Il roulait maintenant depuis une quinzaine d’heures. La fatigue venait maintenant à son tour lui rendre la tâche plus ardue. Mais il avait décidé de prendre chaque obstacle qui se présentait à lui comme une chance. Une chance de rendre sa mission plus héroïque et sa victoire encore plus belle.

Près de Michendorf, après plus de sept cents kilomètres, il avait eu droit à une heure de pause, devant un hangar attenant à une station essence. On l’avait gentiment invité, avec des signes plus ou moins clairs, à prendre un café dans l’arrière-bistrot d’en face. Il était reparti, réservoir plein, sans même savoir si sa remorque avait été chargée ou déchargée.

« Putain de crachin… » L’eau et la boue freinaient son camion inlassablement. Il pestait, mais presque en souriant.
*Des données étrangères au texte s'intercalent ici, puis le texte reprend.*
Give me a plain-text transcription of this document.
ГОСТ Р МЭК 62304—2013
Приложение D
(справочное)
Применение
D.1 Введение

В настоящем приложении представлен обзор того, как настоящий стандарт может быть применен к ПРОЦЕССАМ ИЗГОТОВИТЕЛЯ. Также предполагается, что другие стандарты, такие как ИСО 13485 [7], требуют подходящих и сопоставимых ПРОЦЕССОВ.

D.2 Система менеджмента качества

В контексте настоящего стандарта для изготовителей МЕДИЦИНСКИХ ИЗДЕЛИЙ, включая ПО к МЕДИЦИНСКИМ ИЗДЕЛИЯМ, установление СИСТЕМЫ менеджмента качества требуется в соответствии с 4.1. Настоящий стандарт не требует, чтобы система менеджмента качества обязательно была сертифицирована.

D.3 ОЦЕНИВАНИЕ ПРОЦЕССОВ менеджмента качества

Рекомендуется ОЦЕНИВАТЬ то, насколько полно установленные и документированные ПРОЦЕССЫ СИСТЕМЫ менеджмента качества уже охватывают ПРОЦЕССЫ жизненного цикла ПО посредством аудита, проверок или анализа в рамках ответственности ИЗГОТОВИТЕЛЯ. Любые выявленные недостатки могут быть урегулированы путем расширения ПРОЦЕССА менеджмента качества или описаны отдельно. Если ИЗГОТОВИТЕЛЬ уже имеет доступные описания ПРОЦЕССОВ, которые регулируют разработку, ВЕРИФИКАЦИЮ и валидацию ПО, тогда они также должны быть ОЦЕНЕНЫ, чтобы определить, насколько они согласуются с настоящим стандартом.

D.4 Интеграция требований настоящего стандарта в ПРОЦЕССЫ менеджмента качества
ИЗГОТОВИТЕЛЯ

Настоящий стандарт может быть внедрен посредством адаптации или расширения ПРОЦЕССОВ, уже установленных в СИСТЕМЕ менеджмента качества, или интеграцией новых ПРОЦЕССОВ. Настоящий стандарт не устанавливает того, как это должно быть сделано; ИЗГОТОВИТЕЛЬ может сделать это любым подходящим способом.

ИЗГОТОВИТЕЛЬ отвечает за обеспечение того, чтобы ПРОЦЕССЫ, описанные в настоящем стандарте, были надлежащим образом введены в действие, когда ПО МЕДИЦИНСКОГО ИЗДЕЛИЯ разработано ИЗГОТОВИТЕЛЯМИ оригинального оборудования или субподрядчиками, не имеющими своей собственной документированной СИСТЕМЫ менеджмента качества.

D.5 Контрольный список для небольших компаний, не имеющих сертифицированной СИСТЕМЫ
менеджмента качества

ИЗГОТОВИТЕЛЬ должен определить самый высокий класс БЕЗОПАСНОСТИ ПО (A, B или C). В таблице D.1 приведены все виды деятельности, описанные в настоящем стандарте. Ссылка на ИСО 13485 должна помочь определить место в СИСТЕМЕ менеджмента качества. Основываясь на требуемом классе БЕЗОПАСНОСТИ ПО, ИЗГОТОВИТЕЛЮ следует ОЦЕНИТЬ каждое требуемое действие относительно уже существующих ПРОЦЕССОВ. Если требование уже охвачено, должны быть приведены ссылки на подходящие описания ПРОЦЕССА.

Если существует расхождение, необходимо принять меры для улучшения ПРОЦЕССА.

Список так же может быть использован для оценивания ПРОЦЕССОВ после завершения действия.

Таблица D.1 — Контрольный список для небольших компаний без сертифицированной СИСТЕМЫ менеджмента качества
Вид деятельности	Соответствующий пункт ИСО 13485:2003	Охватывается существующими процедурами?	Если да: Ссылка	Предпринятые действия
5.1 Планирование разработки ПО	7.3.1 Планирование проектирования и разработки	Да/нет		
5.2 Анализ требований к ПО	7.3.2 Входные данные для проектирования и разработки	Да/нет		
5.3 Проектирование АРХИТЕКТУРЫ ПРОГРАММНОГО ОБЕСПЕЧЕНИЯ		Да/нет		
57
Malgré tous les éléments qui se liguaient contre lui, il tenait le cap. Il honorait sa mission et la confiance qu’on avait placée en sa personne.

La buée sur les vitres du camion et les lumières diffuses des autres phares avaient plongé son esprit dans un état de demi-conscience. Il se laissait guider, en devinant les formes et les ombres dans la nuit. Il était parti si tôt ce matin. À l’heure où sa femme se couche, quand le programme du soir se termine à la télé. Il avait surgi dans le hall d’entrée, avec sa veste de métallo, prêt à affronter le froid et la pluie.

Elle était sortie de sa chambre, la brosse à dents dans la bouche et le dentifrice en moustache. Ils ne se parlaient plus depuis des années. Et voilà qu’elle avait soudainement retrouvé l’usage de la parole. Comme si, ce soir-là, il se tramait quelque chose d’exceptionnel. Quelque chose qui méritait de briser vingt années de silence. « Elle ne s’est pas trompée, pensa-t-il. Ce soir, c’est l’heure du nouveau départ. »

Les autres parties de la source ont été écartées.